BAB II TINJAUAN PUSTAKA
2.1. Gaya Resolusi Konflik 2.1.1. Definisi Resolusi Konflik Resolusi konflik adalah sebuah proses dalam komunikasi interpersonal yang memungkinkan untuk digunakan dua pihak yang berkonflik untuk mencapai titik kesepakatan yang baik dan memuaskan (Omoluabi, 2001). Schenkel (2000) mengemukakan resolusi konflik merupakan proses yang memungkinkan seseorang untuk memecahkan konflik dalam sebuah cara, gaya, sikap yang baik dan konstruktif. Pendapat lainnya, resolusi konflik merujuk pada proses komunikasi antara dua pihak atau lebih yang memecahkan sebuah perselisihan melalui bantuan seorang mediator. Mediator akan melakukan pencarian untuk mengakhiri konflik dan memperbaiki hubungan sosial antara dua pihak (Vaught, 1997).
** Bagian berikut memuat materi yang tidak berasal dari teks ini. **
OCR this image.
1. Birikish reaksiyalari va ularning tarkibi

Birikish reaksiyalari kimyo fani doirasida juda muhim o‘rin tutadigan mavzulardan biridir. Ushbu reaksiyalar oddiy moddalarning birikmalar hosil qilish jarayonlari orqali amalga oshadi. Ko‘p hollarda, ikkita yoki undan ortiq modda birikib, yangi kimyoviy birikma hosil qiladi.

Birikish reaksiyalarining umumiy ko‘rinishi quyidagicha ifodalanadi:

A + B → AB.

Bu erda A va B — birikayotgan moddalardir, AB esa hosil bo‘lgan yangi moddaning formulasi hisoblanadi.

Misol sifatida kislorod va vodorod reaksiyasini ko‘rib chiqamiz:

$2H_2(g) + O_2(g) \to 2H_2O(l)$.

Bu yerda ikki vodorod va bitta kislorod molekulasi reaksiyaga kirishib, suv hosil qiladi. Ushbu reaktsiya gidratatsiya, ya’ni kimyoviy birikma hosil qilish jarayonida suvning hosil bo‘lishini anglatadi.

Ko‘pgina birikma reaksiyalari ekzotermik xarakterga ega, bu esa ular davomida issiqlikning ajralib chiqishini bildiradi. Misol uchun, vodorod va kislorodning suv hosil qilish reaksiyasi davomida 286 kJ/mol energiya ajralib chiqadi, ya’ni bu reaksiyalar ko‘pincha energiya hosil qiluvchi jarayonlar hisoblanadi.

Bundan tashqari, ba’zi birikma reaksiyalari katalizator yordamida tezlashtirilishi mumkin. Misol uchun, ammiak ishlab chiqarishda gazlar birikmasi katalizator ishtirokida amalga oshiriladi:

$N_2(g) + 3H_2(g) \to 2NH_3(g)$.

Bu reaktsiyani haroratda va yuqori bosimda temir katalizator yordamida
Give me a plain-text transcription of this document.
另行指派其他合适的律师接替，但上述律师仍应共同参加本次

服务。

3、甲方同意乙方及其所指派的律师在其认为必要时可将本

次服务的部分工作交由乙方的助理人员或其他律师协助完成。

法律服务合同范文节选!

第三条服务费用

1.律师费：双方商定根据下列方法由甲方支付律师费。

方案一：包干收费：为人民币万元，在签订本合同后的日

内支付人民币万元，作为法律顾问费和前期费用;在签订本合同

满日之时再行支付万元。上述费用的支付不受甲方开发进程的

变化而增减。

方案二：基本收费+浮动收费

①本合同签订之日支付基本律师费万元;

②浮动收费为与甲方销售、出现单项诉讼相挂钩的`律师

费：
Dapat disimpulkan dari beberapa pengertian di atas bahwa resolusi konflik merupakan proses komunikasi interpersonal antara dua pihak untuk memecahkan masalah atau konflik dengan cara, gaya, sikap yang baik dan konstruktif, untuk mencapai titik kesepakatan yang memuaskan kedua belah pihak yang terlibat dalam konflik.
11
http://digilib.mercubuana.ac.id/
2.1.2. Pendekatan Dalam Resolusi Konflik Dalam resolusi konfik, ada dua pendekatan yaitu konstruktif (constructive) dan destruktif (destructive). Pada pendekatan konstruktif, fokus pada yang terjadi saat ini dibandingkan dengan masalah yang lalu, membagi perasaan negatif dan positif, mengungkapkan informasi dengan terbuka, menerima kesalahan bersama dan mencari persamaan-persamaan. Konflik yang konstruktif cenderung untuk kooperatif, proporsional dan menjaga hubungan secara alami (Olson & DeFrain, 2006). Sedangkan pada pendekatan destruktif, fokus masalah adalah yang terjadi pada masa lalu, hanya mengekspresikan perasaan-perasaan negatif, fokus pada individu bukan pada masalahnya, mengungkapkan selektif informasi dan menekankan pada perbedaan tujuan untuk perubahan yang minim. Konflik yang destruktif mengarah pada kompetitif, antisosial dan perusakan hubungan. Pendekatan konstruktif dan destruktif akan mengarahkan pada beberapa gaya dalam menyelesaikan konflik atau resolusi konflik.
2.1.3. Definisi Gaya Dalam Resolusi Konflik Tubbs dan Moss (2003) mengartikan gaya resolusi konflik diartikan sebagai “a preffered style for resolving conflict”, suatu gaya yang dipilih untuk menghadapi konflik. Sedangkan Wilmot & Hocker (2001) mengemukakan gaya resolusi konflik sebagai “patterned responses or cluster of behavior that people use in conflict”, respon berpola atau sekelompok perilaku yang digunakan seseorang dalam konflik.
12
http://digilib.mercubuana.ac.id/
Gaya dalam resolusi konflik mengacu pada pola respon terhadap konflik yang melibatkan pengulangan kegunaan dari taktik yang sama untuk memecahkan konflik atau perselisihan (Corcoran & Mallinckrodt, 2000). Menurut Wilmot & Hocker (2001) preferensi gaya resolusi konflik pada seseorang dapat berubah dan berkembang selama masa hidup seseorang berdasarkan campuran yang rumit dari genetik, pengalaman hidup, latar belakang keluarga dan filosofi pribadi. Pendekatan seseorang terhadap konflik bukanlah suatu respon yang dibawa sejak lahir melainkan suatu perkembangan keterampilan komunikasi yang dipelajari, diperbaiki dan dilatih. Dengan demikian, dapat disimpulkan bahwa gaya resolusi konflik merupakan suatu gaya atau respon berpola yang dipilih dan dimiliki individu dalam menghadapi konflik.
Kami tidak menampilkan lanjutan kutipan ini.